America needs a holiday of self-reflection

Americans can learn from the Jews: turn inward, and ask hard questions.

Shoes are piled outside the scene of a mass shooting, including Ned Peppers bar, Sunday, Aug. 4, 2019, in Dayton, Ohio. Several people in Ohio have been killed in the second mass shooting in the U.S. in less than 24 hours, and the suspected shooter is also deceased, police said. (AP Photo/John Minchillo)

The summer of 2019 marks the fiftieth anniversary of the first time that I ever heard of Tisha B’Av.

It happened at the Eisner Camp, which I wrote about last week.

Tisha B’Av is the ninth day of the Jewish month of Av. It is this Sunday.


It is a fast day that commemorates the destruction of the first Temple by the Babylonians in 586 BCE, and the second Temple by the Romans in 70 CE.

It is also the day, which, by sheer historical coincidence, almost every other bad thing that happened in Jewish history occurred:

  • 132 CE: the Romans crushed the Bar Kochba revolt, essentially ending Judean independence.
  • 1095: Pope Urban II proclaimed what was to be the first Crusade, which in its first month claimed the lives of ten thousand Jews.
  • 1290: King Edward I signed the Edict of Expulsion, which expelled the Jews from England.
  • 1492: the Jews of Spain departed from their homeland, beginning the Sephardic Diaspora.

So, let’s just say that Tisha B’Av is a “Debbie Downer” of a Jewish holiday.

And yet, Jewish summer camps revived Tisha B’Av. It was one of the most important contributions that Jewish camping made to the Jewish calendar!
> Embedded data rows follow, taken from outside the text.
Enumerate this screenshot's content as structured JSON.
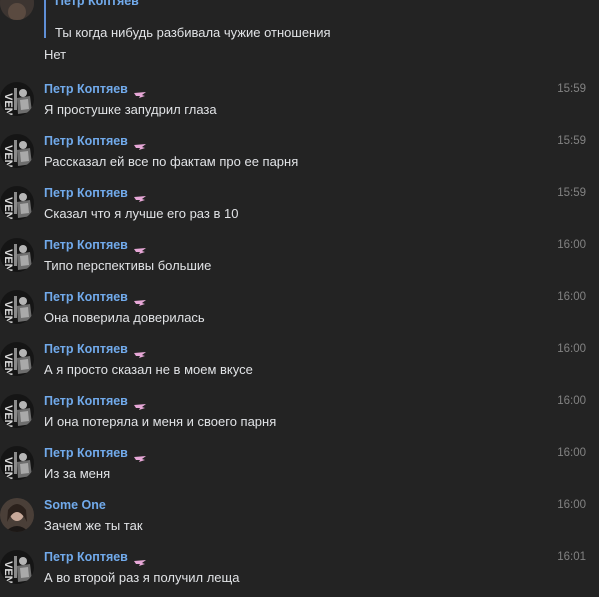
{
  "top_message": {
    "reply": {
      "author": "Петр Коптяев",
      "text": "Ты когда нибудь разбивала чужие отношения"
    },
    "text": "Нет"
  },
  "messages": [
    {
      "author": "Петр Коптяев",
      "avatar": "petr",
      "time": "15:59",
      "text": "Я простушке запудрил глаза"
    },
    {
      "author": "Петр Коптяев",
      "avatar": "petr",
      "time": "15:59",
      "text": "Рассказал ей все по фактам про ее парня"
    },
    {
      "author": "Петр Коптяев",
      "avatar": "petr",
      "time": "15:59",
      "text": "Сказал что я лучше его раз в 10"
    },
    {
      "author": "Петр Коптяев",
      "avatar": "petr",
      "time": "16:00",
      "text": "Типо перспективы большие"
    },
    {
      "author": "Петр Коптяев",
      "avatar": "petr",
      "time": "16:00",
      "text": "Она поверила доверилась"
    },
    {
      "author": "Петр Коптяев",
      "avatar": "petr",
      "time": "16:00",
      "text": "А я просто сказал не в моем вкусе"
    },
    {
      "author": "Петр Коптяев",
      "avatar": "petr",
      "time": "16:00",
      "text": "И она потеряла и меня и своего парня"
    },
    {
      "author": "Петр Коптяев",
      "avatar": "petr",
      "time": "16:00",
      "text": "Из за меня"
    },
    {
      "author": "Some One",
      "avatar": "someone",
      "time": "16:00",
      "text": "Зачем же ты так"
    },
    {
      "author": "Петр Коптяев",
      "avatar": "petr",
      "time": "16:01",
      "text": "А во второй раз я получил леща"
    }
  ],
  "colors": {
    "background": "#232323",
    "author": "#71aaeb",
    "text": "#e1e3e6",
    "time": "#828282",
    "badge": "#e6a7d6"
  },
  "icons": {
    "badge": "wing-badge-icon"
  }
}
It was a paradox: enforced glumness in the midst of summer joy.

“OK, kids. Today we mourn for the temple. No, not your temple in Great Neck. I mean the Temple. And, while we’re at it, all the other stuff that happened to us.”

Let’s talk about me and Tisha B’Av. As we say in Facebook land: “Relationship: complicated.”
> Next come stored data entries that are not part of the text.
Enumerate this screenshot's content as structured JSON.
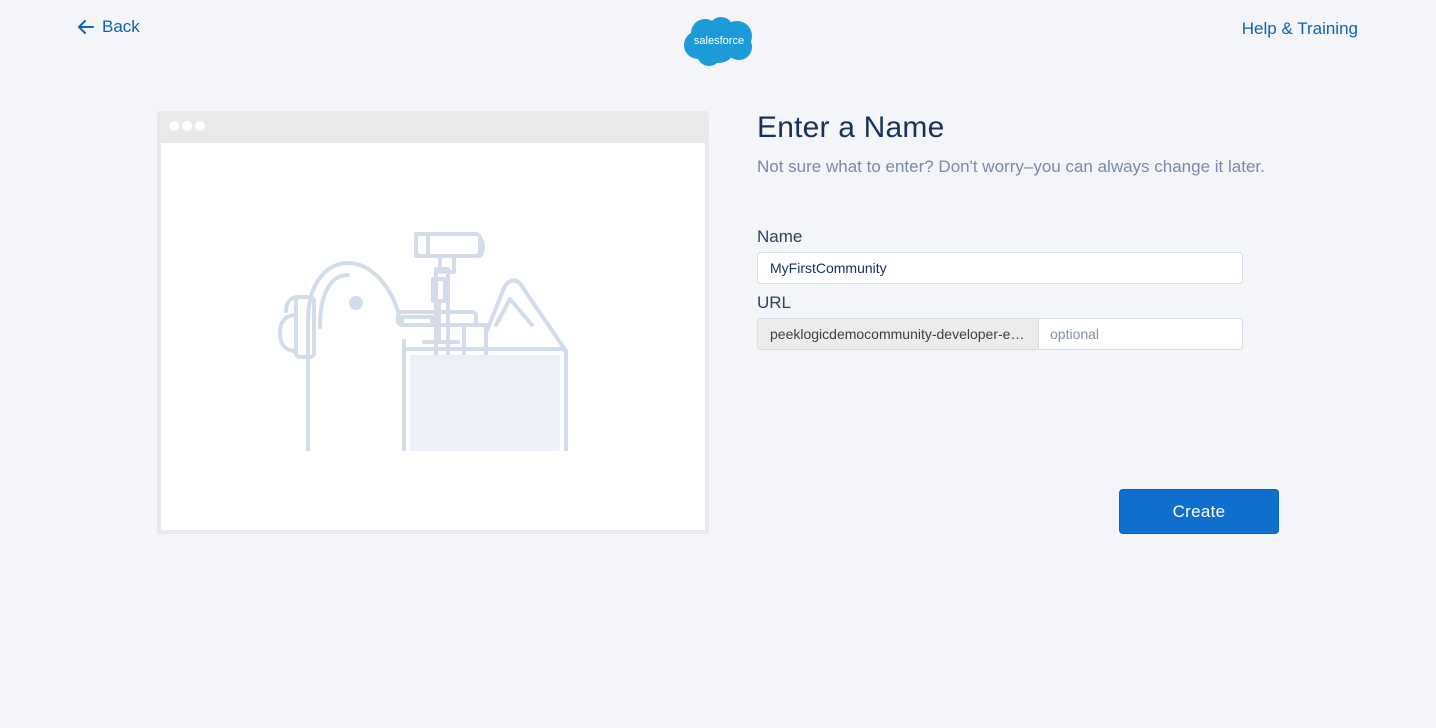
{
  "header": {
    "back_label": "Back",
    "logo_text": "salesforce",
    "help_label": "Help & Training"
  },
  "preview": {
    "illustration_icon": "toolbox-illustration"
  },
  "form": {
    "heading": "Enter a Name",
    "subheading": "Not sure what to enter? Don't worry–you can always change it later.",
    "name_label": "Name",
    "name_value": "MyFirstCommunity",
    "url_label": "URL",
    "url_prefix": "peeklogicdemocommunity-developer-edition...",
    "url_placeholder": "optional",
    "create_label": "Create"
  },
  "colors": {
    "accent": "#0e6fcf",
    "link": "#0b64b5",
    "background": "#f3f5f9",
    "logo_blue": "#1798c1"
  }
}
On the one hand: when I am in Jerusalem on that date, I love to go to the Western Wall and hear the chanting of the book of Lamentations.
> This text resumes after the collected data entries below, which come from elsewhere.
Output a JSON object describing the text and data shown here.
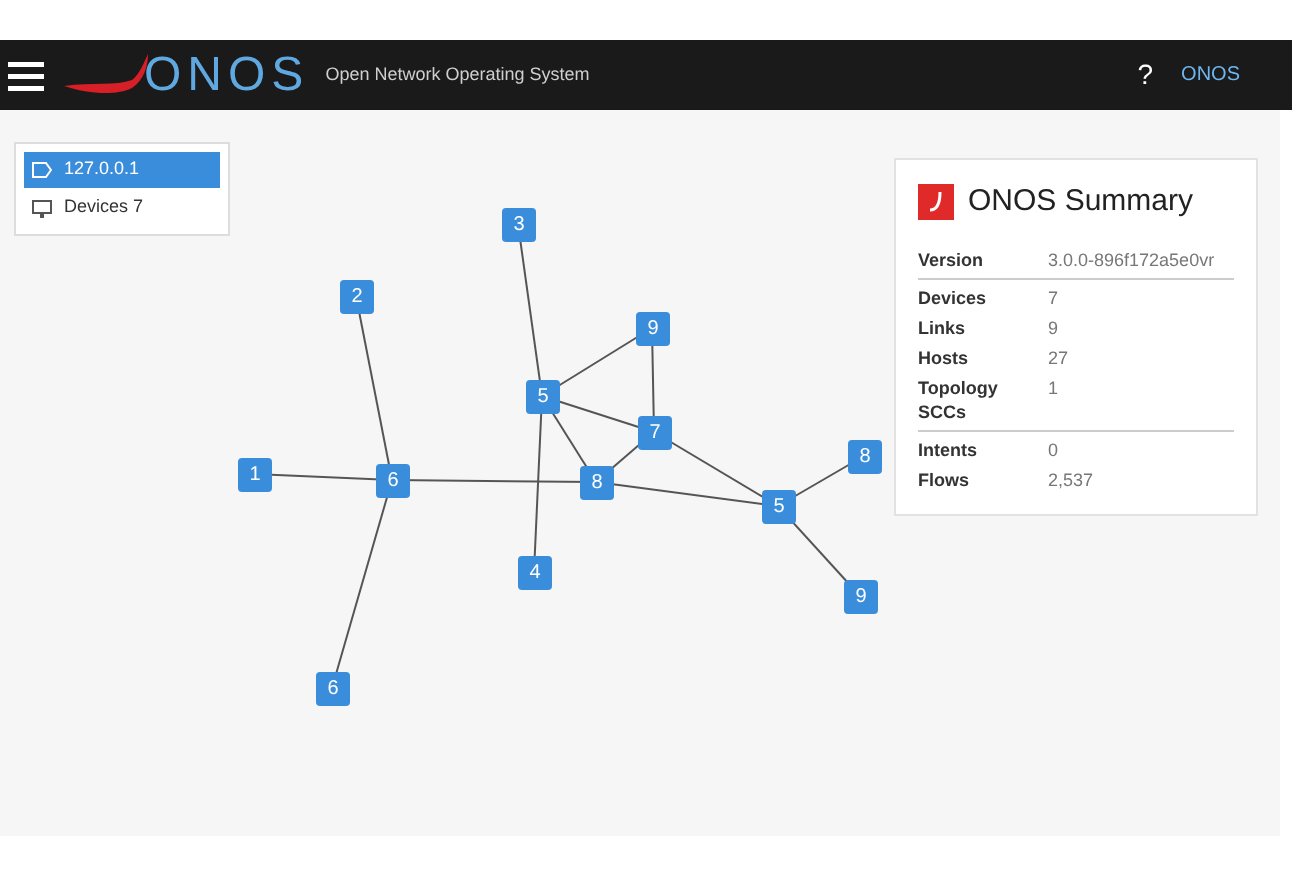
{
  "header": {
    "logo_text": "ONOS",
    "subtitle": "Open Network Operating System",
    "help": "?",
    "user": "ONOS"
  },
  "instance_panel": {
    "items": [
      {
        "kind": "instance",
        "label": "127.0.0.1",
        "selected": true
      },
      {
        "kind": "devices",
        "label": "Devices 7",
        "selected": false
      }
    ]
  },
  "summary": {
    "title": "ONOS Summary",
    "sections": [
      [
        {
          "label": "Version",
          "value": "3.0.0-896f172a5e0vr"
        }
      ],
      [
        {
          "label": "Devices",
          "value": "7"
        },
        {
          "label": "Links",
          "value": "9"
        },
        {
          "label": "Hosts",
          "value": "27"
        },
        {
          "label": "Topology SCCs",
          "value": "1"
        }
      ],
      [
        {
          "label": "Intents",
          "value": "0"
        },
        {
          "label": "Flows",
          "value": "2,537"
        }
      ]
    ]
  },
  "topology": {
    "nodes": [
      {
        "label": "3"
      },
      {
        "label": "2"
      },
      {
        "label": "9"
      },
      {
        "label": "5"
      },
      {
        "label": "7"
      },
      {
        "label": "8"
      },
      {
        "label": "1"
      },
      {
        "label": "6"
      },
      {
        "label": "4"
      },
      {
        "label": "6"
      },
      {
        "label": "5"
      },
      {
        "label": "8"
      },
      {
        "label": "9"
      }
    ]
  }
}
That is, even though above the Western Wall plaza there is the beautifully renovated Jewish Quarter.

The Jerusalem streets are teeming with people, with new construction everywhere, a vibrant and exuberant city with soaring real estate prices.

So, why are we still weeping over ancient Jerusalem?

Do we modern Jews still need Tisha B’Av?

Yes.

Not to mourn our historical disasters.

But, rather, to remember our failures.

You mean the destruction of the Temple was our fault?

Of course. We’re talking the Jews here.

The ancient rabbis came up with a moral laundry list for why Jerusalem was destroyed.

A short list:

  • Because its people profaned Shabbat
  • Because they neglected to say the Sh’ma
  • Because they stopped bringing their children to study with the sages. .
  • Because they lost their sense of shame.
  • Because they did not admonish each other; they turned their faces away and saw no evil.
  • Because of sinat hinam, free-flowing, baseless hatred.

Any contemporary revival of Tisha B’Av would need to ask us, as Jews, to focus on our failings as a community. Those failures are spiritual, and ethical.

But, not just the Jews. Here, we have something to model for America.

Consider the American civil calendar: Veterans Day. Thanksgiving. Presidents’ Day. Memorial Day. The Fourth of July.

What do we lack?

A day of national reflection.

An American Tisha B’Av, without the destruction.

Each of the ethical sins that supposedly destroyed Jerusalem exists in America today.

  • We have lost our sense of shame. We need to regain our shame — of what our country has become. A culture of entitlement, in which we insist on the very letter of the law when it comes to our rights, and ignore our responsibilities for the common good.
  • We do not admonish each other. We turn our faces away, and we fail to see the evil in our midst. A culture of guns. Pistols, I can understand. Hunting rifles, I can understand (it’s not my thing, but I can understand it). Military style rifles? I cannot understand this.
  • The sin of sinat chinam, gratuitous, free-flowing hatred. A culture of xenophobia. Remember the dark side of the Force from Star Wars? Xenophobia, in all its permutations, is the dark side of the American force.

We make excuses for the violent evil in our midst.

It must be because of video games.

Look, I don’t love the violence in the entertainment industry. I have long wondered if that has numbed us to violence, whether it has created second hand culture as lethal as second hand smoke.


But, if media violence was the culprit, then all of our children – mostly our boys – would have long ago become psychopaths.

And, if violent popular culture was the culprit, it is as prevalent in other countries as it is in the United States.

Why don’t those countries have mass shootings?

It must be because of mental illness.

Nope.

  • First, it stigmatizes the mentally ill.
  • Second, other countries have as much mental illness as America does.
  • Third, women are also mentally ill; why is it that only the mentally ill males know how to get military grade weapons?
  • Fourth, it is the mentally ill that are most likely to become victims of violence; not its perpetrators.

The American national calendar needs a day upon which we can reflect on what we are, what we have become, and what we need to become our true vision of the American self.

I go back to our malignant nationalism, and I turn to the words of Sen. Margaret Chase Smith of Maine, who was the first woman to have served in both houses of Congress.

She spoke these words in 1950. I found them in a wonderful new collection of civic “sermons” on American responsibility and patriotism.

Those of us who shout the loudest about Americanism in making character assassinations are all too frequently those who, by our own words and acts, ignore some of the principles of Americanism. The right to criticize. The right to hold unpopular beliefs. The right to protest. The right of independent thought. The exercise of these rights should not cost one single American citizen his reputation or his right to a livelihood nor should he be in danger of losing his reputation or livelihood merely because he happens to know someone who holds unpopular beliefs. Who of us does not? Otherwise none of us could call our own souls our own.

Oh, by the way.

Margaret Chase Smith was a Republican.

Where are you, Sen. Smith, now that we need you?